Notice that this function is implemented in 34 instructions. Ten of these instructions are used for the function prologue and epilogue or placing the return value on the stack. The "overhead" of function entry and return must be paid by every function.

The function call itself requires seven instructions to prepare the stack for the call and another three to restore the stack after the call. The price paid by the calling function is ten instructions per call. More precisely, the price is 4+3*n, where n is the number of passed parameters.

Intel code

Let's see how a real compiler translates. Start with the following C routine.

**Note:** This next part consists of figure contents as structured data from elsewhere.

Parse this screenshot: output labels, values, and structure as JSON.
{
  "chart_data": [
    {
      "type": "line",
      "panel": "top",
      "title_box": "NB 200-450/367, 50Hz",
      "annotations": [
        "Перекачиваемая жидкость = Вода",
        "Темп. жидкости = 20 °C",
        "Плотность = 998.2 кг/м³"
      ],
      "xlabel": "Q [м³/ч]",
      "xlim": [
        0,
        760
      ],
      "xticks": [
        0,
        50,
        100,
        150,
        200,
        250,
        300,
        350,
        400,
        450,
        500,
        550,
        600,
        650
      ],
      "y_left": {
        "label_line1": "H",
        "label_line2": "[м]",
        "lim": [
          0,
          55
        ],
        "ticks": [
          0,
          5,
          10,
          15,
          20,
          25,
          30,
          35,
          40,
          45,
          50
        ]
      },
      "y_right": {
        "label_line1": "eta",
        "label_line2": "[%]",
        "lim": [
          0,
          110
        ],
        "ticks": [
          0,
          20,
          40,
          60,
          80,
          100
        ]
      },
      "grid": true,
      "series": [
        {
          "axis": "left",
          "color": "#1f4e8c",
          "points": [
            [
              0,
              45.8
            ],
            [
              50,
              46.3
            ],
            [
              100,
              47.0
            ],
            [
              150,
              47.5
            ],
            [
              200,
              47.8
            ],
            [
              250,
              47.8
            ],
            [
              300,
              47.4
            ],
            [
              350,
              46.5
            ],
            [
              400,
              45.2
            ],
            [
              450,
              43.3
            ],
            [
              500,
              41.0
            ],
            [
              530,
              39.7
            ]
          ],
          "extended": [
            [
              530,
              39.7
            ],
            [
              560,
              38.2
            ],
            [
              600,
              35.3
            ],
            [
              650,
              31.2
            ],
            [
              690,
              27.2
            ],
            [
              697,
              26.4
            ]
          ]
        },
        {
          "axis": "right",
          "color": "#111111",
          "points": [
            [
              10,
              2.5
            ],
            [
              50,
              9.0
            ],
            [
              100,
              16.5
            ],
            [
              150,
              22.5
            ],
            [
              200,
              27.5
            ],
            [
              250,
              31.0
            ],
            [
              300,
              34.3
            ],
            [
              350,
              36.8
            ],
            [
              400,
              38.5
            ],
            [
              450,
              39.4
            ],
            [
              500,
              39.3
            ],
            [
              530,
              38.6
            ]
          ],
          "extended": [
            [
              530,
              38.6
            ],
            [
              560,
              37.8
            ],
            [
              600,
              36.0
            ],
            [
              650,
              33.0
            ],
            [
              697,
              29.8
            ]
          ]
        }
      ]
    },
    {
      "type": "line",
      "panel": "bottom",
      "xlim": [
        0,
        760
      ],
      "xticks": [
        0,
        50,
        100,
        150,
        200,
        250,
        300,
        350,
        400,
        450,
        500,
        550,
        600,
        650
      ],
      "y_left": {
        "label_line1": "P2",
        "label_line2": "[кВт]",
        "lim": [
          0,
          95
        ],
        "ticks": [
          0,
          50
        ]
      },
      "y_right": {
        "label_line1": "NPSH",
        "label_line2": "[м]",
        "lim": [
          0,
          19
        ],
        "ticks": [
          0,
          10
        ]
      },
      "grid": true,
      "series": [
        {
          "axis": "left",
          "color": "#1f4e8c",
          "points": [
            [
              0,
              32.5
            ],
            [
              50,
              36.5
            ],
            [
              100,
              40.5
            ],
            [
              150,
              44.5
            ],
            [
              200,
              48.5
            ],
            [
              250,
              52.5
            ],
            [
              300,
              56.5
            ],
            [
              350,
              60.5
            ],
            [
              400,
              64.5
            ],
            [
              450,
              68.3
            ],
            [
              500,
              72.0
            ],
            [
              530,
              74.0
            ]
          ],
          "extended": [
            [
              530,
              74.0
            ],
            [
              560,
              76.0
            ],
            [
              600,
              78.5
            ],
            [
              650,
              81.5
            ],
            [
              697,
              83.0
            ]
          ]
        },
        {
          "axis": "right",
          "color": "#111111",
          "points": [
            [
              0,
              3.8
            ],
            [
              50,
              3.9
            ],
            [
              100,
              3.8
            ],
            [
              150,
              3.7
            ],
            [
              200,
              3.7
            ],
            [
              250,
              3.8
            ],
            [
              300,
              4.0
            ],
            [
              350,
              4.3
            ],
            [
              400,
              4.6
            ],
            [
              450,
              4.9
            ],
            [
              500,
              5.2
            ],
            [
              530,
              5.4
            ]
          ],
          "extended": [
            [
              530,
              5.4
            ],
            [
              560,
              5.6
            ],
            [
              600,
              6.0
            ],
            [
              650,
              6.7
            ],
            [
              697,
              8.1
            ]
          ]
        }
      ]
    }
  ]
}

int WhoCares(double V, int N) ;

int Abs(double *X, double *Y, int N) {
  int M, R ;
  M = N ;
  if (M < 0)
    M = -M ;
  R = WhoCares(*X * *Y, N) ;
  return R ;
}

Without optimization, here is the code generated by gcc on a 32-bit Intel platform. The comments have been added by the instructor. I'm afraid gcc generates code using "AT&T syntax" which differs significantly from Intel's assembler syntax.

        .file   "progC.c"
        .text                           ; this section for compiled code
.globl Abs
        .type   Abs, @function          ; Abs is a global function
Abs:
        pushl   %ebp                    ; push the base pointer on the stack
        movl    %esp, %ebp              ; move stack pointer to base pointer
        subl    $40, %esp               ; allocate 40 bytes on stack for frame
        movl    16(%ebp), %eax          ; move N to register AX
        movl    %eax, -8(%ebp)          ; move AX to M
        cmpl    $0, -8(%ebp)            ; compare M with 0
        jns     .L2                     ; jump if no sign
        negl    -8(%ebp)                ; negate M, M = -M
.L2:
        movl    8(%ebp), %eax           ; move X to AX
        fldl    (%eax)                  ; push *X on floating point stack
        movl    12(%ebp), %eax          ; move Y to AX
        fldl    (%eax)                  ; push *Y on floating point stack
        fmulp   %st, %st(1)             ; floating point multiply
        movl    16(%ebp), %eax          ; move N to AX
        movl    %eax, 8(%esp)           ; place N on stack
        fstpl   (%esp)                  ; place *X * *Y on stack
        call    WhoCares                ; place return address on stack
                                        ; and branch to WhoCares
        movl    %eax, -4(%ebp)          ; move AX to R
        movl    -4(%ebp), %eax          ; move R to AX (returned value)
        leave                           ; move base pointer to stack pointer
                                        ; and restore stack pointer from stack
        ret                             ; return using address on stack
        .size   Abs, .-Abs
        .ident  "GCC: (GNU) 4.1.2 20080704 (Red Hat 4.1.2-48)"
        .section     .note.GNU-stack,"",@progbits